After a tour of the headquarters, Gavounos, Harper and Murphy exchanged bilateral talks regarding training cooperation and the logistical support for American Soldiers. Removing barriers and building partnerships is mutually beneficial and increases strategic military capability for both units and the future cooperation between armies.
“We are flexible, we are capable and we can operate in a complex environment for bilateral training cooperation,” said Lt. Col. Vlasios Makris, chief of logistics for the 32nd Marine Brigade as he presented a 32nd Marine capability brief to the “Air Cav” command team. “We’ve made categorical improvements over the last four years to the facilities to make everyone’s lives better, certainly better than the first deployment here."
The recently renewed Mutual Defense Cooperation Agreement between the U.S. and Greece and the ongoing European Defense Initiative mission has resulted the preparation of multiple sites across Greece for multinational training. For the past few years, U.S. Army aviation regionally allocated force units have been able to train and live alongside Hellenic military partners at Camp Georgoulas, Stefanovikeio Air Base and Litochoro Range located at the foot of Mount Olympus.
“We realize that one of the main reasons we are here is the tactical cooperation,” said Harper when speaking with Gavounos. “We can make each other better at the tactical level, but ultimately it's about being good allies and partners.”
“I'm happy to have our unit here. We are all interested in this as an enduring partnership that lasts. So, we want to make sure that we're doing the right things as guests.”
The moderate climate and varied terrain make Greece an ideal training location for maximum flight hours during deployment and increase flying experience near mountains and coastal waters.
Leaders also toured Stefanovikeio Air Base where 1ACB shares hangars and an airfield with the Greek 1st Army Aviation Brigade.
“The airfield here is very good for us,” said Harper when speaking with Col. Nikos Biniatidis, executive officer of the Greek aviation brigade. “Down here the weather is good enough to fly almost every day.”
Biniatidis described the partnership by saying, “we are one big family. If you need anything, you only need to ask.” 1ACB leaders echoed his sentiment.

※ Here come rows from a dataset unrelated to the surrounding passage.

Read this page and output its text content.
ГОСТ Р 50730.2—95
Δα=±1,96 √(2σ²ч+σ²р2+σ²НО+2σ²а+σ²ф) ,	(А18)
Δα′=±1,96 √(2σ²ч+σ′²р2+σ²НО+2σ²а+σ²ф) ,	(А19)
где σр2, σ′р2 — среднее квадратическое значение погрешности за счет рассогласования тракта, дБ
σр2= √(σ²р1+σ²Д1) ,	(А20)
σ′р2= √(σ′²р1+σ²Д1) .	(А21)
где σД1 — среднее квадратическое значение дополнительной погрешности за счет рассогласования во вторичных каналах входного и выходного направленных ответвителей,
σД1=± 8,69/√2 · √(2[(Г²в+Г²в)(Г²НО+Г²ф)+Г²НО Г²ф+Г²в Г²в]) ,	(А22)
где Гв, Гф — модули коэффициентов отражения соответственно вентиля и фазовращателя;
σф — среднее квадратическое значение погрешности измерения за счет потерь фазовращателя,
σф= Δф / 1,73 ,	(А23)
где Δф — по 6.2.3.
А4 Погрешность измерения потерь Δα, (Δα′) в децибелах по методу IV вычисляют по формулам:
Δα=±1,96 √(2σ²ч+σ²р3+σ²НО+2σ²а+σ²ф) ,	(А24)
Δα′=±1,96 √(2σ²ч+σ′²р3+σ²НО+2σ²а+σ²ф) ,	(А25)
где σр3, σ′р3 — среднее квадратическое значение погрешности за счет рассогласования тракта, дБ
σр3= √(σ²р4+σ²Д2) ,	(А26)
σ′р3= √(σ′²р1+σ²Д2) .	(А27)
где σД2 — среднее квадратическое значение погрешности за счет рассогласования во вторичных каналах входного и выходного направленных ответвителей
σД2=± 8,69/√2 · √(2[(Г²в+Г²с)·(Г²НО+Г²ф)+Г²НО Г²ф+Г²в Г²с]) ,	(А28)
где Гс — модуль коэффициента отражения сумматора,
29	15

“It’s beautiful here in Greece, with great training areas to fly in and friendly cooperation to deconflict airspace with the Hellenic forces,” said Lt. Col. Matt Minear, commander of the 7th Squadron, 17th Cavalry Regiment and leader of the aviation task force from 1ACB assigned to Greece. “It's been an exceptionally good partnership so far.”

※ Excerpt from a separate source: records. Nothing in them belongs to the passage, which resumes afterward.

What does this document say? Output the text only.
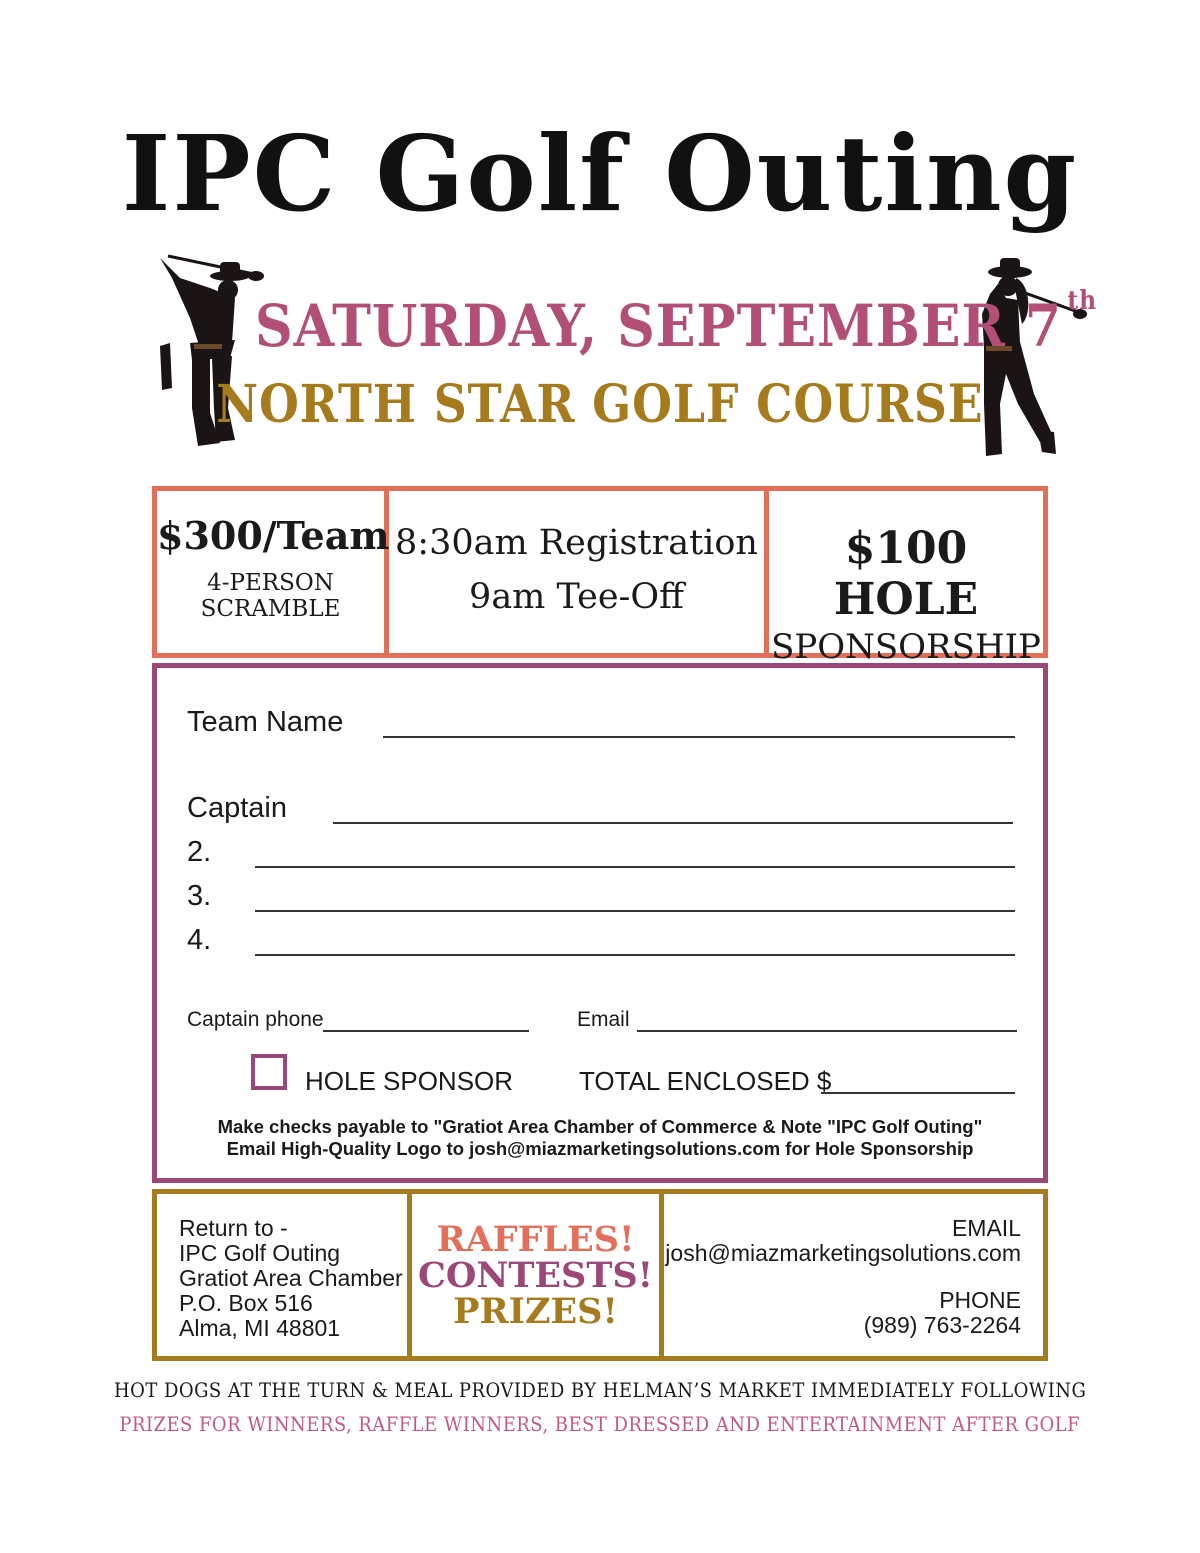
IPC Golf Outing
SATURDAY, SEPTEMBER 7 $^{th}$
NORTH STAR GOLF COURSE
$300/Team
4-PERSON
SCRAMBLE
8:30am Registration
9am Tee-Off
$100 HOLE
SPONSORSHIP
Team Name
Captain
2.
3.
4.
Captain phone	Email
HOLE SPONSOR	TOTAL ENCLOSED $
Make checks payable to "Gratiot Area Chamber of Commerce & Note "IPC Golf Outing"
Email High-Quality Logo to josh@miazmarketingsolutions.com for Hole Sponsorship
Return to -
IPC Golf Outing
Gratiot Area Chamber
P.O. Box 516
Alma, MI 48801
RAFFLES!
CONTESTS!
PRIZES!
EMAIL
josh@miazmarketingsolutions.com
PHONE
(989) 763-2264
HOT DOGS AT THE TURN & MEAL PROVIDED BY HELMAN’S MARKET IMMEDIATELY FOLLOWING
PRIZES FOR WINNERS, RAFFLE WINNERS, BEST DRESSED AND ENTERTAINMENT AFTER GOLF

Minear has invited the local Hellenic military partners to participate in an upcoming “Spur Ride,” a challenge where American Cavalry Troopers earn the right to wear the coveted cavalry spurs. Sharing friendship and culture enhances trust in one another and builds an unbreakable bond between countries. It was clear throughout the visit that partnership and cooperation is at a peak, but not yet at the summit.

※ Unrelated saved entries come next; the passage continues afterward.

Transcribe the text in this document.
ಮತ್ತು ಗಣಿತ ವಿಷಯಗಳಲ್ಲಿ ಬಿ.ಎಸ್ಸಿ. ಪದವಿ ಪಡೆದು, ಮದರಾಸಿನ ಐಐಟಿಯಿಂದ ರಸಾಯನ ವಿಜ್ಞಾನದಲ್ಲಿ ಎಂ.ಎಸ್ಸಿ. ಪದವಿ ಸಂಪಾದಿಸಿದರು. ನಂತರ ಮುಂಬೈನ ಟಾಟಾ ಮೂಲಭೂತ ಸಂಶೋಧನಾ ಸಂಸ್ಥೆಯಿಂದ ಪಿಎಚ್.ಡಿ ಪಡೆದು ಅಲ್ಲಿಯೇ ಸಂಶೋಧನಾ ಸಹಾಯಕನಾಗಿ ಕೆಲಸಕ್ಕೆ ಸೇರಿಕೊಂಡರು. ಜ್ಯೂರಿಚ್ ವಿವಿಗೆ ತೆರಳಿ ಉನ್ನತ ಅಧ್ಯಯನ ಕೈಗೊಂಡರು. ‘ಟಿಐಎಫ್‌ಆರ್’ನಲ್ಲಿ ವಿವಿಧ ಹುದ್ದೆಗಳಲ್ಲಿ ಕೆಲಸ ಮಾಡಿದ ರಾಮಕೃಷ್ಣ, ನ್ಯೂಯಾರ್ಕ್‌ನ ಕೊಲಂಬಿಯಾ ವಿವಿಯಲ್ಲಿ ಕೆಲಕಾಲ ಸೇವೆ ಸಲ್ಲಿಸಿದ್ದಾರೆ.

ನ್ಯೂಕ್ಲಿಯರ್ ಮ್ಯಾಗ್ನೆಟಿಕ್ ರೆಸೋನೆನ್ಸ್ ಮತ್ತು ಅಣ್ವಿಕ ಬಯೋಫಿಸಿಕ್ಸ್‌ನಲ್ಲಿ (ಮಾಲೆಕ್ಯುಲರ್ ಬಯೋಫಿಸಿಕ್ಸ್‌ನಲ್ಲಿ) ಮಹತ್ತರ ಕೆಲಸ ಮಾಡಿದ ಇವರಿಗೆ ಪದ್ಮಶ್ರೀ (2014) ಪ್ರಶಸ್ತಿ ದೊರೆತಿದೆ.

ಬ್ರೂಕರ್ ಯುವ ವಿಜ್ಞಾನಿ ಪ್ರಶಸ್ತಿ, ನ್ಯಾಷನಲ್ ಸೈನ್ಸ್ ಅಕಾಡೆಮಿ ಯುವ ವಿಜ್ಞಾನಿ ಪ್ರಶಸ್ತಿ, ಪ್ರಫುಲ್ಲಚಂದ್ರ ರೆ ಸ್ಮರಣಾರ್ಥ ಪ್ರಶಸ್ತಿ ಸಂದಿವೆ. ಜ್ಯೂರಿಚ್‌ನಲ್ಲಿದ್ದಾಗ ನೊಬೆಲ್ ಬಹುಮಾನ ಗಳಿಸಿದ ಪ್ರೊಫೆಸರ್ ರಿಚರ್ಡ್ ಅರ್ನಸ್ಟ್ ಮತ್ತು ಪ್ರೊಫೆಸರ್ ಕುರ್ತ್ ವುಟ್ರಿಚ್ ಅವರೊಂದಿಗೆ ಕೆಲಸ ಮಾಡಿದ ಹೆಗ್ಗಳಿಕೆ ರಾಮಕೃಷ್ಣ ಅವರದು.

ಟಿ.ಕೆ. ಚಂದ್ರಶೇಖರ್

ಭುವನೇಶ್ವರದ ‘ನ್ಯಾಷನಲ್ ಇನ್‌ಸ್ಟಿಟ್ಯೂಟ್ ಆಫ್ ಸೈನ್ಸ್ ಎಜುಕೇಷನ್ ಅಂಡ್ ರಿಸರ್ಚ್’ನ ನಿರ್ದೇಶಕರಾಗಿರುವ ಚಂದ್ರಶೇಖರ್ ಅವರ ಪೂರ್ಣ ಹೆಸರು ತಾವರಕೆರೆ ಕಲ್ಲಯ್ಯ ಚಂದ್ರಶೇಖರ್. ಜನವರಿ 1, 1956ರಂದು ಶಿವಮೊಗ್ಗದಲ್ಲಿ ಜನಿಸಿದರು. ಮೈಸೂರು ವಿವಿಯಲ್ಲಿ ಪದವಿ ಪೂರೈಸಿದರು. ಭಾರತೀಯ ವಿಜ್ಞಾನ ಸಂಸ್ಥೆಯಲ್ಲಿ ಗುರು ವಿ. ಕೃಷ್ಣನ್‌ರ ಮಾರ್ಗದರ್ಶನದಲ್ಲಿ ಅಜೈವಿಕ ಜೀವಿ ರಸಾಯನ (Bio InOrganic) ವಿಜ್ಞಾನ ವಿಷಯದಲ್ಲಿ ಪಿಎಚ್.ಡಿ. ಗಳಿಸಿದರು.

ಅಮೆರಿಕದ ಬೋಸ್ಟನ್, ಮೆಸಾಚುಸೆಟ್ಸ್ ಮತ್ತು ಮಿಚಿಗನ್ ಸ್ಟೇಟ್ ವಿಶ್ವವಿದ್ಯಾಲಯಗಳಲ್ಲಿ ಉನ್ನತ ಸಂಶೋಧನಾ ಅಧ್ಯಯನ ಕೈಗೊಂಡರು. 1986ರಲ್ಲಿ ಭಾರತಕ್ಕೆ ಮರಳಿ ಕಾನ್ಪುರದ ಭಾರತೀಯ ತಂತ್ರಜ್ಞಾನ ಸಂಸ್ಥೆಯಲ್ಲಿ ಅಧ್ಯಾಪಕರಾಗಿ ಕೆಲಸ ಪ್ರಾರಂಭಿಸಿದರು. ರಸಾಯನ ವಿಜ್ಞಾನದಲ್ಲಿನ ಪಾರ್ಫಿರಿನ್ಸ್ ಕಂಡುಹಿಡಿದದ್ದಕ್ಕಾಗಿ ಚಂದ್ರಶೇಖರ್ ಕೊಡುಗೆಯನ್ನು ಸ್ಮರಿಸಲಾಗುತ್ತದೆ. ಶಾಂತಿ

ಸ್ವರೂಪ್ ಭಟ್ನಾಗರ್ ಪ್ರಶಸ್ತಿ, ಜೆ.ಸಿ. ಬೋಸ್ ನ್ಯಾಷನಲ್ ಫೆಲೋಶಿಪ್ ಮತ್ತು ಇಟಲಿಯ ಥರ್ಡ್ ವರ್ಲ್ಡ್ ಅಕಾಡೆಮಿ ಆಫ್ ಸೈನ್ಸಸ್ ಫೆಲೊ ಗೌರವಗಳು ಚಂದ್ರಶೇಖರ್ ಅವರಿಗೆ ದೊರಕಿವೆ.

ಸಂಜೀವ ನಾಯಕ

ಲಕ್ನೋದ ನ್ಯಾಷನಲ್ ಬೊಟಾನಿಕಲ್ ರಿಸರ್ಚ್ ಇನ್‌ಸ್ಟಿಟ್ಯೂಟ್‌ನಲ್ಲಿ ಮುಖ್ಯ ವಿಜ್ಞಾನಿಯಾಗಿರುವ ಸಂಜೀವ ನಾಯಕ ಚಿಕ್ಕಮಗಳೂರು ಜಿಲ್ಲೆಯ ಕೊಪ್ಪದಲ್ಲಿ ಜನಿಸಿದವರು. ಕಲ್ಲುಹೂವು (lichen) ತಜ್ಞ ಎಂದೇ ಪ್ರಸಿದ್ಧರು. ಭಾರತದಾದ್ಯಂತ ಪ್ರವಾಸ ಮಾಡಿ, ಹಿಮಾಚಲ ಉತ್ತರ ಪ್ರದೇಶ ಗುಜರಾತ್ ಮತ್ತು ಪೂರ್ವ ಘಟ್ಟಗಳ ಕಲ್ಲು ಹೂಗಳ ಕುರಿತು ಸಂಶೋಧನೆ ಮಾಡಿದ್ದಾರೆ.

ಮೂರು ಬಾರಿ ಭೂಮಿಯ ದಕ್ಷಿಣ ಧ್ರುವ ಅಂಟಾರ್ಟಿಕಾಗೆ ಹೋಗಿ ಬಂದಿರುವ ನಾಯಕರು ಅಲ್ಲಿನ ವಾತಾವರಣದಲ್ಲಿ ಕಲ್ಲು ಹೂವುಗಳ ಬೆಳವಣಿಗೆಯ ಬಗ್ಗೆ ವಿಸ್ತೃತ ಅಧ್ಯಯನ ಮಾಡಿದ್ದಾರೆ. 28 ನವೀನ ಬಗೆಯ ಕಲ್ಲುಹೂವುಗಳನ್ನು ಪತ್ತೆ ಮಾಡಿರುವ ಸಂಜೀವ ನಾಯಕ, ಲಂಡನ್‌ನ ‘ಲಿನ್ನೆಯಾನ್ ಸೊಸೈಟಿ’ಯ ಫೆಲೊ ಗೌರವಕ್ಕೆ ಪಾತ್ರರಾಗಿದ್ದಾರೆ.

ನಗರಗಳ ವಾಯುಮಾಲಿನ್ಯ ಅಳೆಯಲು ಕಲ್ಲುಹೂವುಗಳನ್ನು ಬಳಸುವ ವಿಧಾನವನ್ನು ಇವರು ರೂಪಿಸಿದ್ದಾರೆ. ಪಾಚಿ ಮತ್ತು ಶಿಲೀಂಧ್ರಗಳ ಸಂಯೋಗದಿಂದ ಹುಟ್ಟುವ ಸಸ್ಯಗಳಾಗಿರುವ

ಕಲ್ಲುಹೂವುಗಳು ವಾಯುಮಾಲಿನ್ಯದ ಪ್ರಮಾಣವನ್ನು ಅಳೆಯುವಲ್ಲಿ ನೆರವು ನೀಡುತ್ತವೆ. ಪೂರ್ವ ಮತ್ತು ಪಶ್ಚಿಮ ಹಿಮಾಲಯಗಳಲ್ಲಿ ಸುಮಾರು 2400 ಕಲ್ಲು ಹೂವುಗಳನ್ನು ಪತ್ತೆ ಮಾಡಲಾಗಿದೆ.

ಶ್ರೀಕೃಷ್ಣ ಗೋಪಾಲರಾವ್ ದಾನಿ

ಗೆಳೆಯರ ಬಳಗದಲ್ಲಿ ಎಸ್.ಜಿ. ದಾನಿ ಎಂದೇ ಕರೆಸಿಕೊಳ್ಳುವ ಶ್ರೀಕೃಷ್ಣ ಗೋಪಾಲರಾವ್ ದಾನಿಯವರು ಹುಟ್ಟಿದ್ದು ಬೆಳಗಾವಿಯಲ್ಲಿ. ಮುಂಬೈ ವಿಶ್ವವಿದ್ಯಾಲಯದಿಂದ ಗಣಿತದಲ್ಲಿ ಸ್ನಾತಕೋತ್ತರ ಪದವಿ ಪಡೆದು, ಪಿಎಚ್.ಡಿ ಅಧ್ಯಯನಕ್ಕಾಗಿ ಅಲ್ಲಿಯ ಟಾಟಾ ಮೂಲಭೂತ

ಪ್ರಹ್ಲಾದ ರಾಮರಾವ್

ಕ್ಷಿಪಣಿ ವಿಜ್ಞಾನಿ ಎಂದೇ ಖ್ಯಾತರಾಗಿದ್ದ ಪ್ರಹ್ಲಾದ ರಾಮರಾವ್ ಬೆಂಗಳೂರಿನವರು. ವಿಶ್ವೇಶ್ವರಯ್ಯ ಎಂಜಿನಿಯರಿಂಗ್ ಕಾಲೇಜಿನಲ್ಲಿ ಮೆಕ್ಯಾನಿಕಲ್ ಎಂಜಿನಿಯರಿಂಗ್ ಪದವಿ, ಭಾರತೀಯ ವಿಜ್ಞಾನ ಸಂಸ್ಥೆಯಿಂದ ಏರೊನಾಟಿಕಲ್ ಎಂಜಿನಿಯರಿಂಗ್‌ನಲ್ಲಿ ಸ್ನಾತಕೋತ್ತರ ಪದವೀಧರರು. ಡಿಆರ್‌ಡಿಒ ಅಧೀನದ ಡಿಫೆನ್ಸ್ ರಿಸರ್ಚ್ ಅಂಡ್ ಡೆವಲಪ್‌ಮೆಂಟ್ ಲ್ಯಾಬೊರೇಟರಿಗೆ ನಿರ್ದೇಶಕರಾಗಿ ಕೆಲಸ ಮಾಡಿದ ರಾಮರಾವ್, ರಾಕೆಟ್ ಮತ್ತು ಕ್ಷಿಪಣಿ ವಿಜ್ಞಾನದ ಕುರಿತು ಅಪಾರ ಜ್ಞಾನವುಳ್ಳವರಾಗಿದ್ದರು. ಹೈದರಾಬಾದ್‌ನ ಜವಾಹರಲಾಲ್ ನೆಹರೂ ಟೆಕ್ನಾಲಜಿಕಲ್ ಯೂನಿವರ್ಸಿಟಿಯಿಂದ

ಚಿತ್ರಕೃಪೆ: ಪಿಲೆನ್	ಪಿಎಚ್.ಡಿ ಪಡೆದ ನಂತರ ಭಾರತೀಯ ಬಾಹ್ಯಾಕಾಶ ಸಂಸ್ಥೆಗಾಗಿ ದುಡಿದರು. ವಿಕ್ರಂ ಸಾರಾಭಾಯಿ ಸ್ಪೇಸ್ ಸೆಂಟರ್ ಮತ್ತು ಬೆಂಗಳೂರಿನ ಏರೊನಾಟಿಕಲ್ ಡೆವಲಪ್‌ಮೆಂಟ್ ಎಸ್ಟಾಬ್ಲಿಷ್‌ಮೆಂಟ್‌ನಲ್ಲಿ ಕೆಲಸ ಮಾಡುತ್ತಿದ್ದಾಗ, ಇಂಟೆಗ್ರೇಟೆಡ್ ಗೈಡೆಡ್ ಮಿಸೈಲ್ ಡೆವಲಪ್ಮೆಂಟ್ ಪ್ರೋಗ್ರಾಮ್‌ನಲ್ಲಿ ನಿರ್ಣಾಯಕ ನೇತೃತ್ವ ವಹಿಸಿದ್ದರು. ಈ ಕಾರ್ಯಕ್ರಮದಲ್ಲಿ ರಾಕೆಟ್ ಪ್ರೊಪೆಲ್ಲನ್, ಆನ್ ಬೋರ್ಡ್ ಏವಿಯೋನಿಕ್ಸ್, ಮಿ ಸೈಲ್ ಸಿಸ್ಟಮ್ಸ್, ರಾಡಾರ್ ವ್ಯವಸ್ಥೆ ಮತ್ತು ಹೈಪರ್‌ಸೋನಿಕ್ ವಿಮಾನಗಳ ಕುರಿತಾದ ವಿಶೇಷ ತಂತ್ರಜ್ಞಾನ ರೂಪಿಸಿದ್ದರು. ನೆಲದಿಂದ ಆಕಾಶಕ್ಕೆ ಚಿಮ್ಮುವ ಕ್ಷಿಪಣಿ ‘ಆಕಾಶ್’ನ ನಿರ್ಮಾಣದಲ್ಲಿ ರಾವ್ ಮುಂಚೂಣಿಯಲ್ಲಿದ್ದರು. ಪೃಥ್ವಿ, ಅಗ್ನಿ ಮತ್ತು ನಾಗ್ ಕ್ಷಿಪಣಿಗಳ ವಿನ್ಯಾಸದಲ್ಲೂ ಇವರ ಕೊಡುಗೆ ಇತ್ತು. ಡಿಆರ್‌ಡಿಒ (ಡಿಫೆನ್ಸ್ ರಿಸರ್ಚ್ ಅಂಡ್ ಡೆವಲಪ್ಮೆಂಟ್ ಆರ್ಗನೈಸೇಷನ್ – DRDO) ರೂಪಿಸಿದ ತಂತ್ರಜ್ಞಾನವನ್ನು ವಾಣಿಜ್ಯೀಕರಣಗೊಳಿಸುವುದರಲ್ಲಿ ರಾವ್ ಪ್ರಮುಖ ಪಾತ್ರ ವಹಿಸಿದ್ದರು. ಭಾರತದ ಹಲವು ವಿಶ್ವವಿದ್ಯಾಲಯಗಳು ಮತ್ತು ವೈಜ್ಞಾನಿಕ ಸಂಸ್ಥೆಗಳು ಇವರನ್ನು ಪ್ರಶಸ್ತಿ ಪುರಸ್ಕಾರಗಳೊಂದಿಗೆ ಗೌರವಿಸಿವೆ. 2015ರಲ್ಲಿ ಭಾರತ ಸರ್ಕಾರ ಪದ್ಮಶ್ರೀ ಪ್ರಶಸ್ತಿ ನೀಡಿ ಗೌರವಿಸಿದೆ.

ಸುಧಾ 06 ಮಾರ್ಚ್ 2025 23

Since April 2014, U.S. Army Europe and Africa has led the Department of Defense’s Atlantic Resolve land efforts by rotating units based in the U.S. to Europe. There are four types of U.S. Army Atlantic Resolve rotations – armored, aviation, sustainment task force and division headquarters. Rotational units conduct bilateral, joint and multinational training events across more than a dozen countries. Atlantic Resolve is funded by the European Deterrence Initiative, which enables the U.S. to enhance deterrence, increase readiness and support NATO.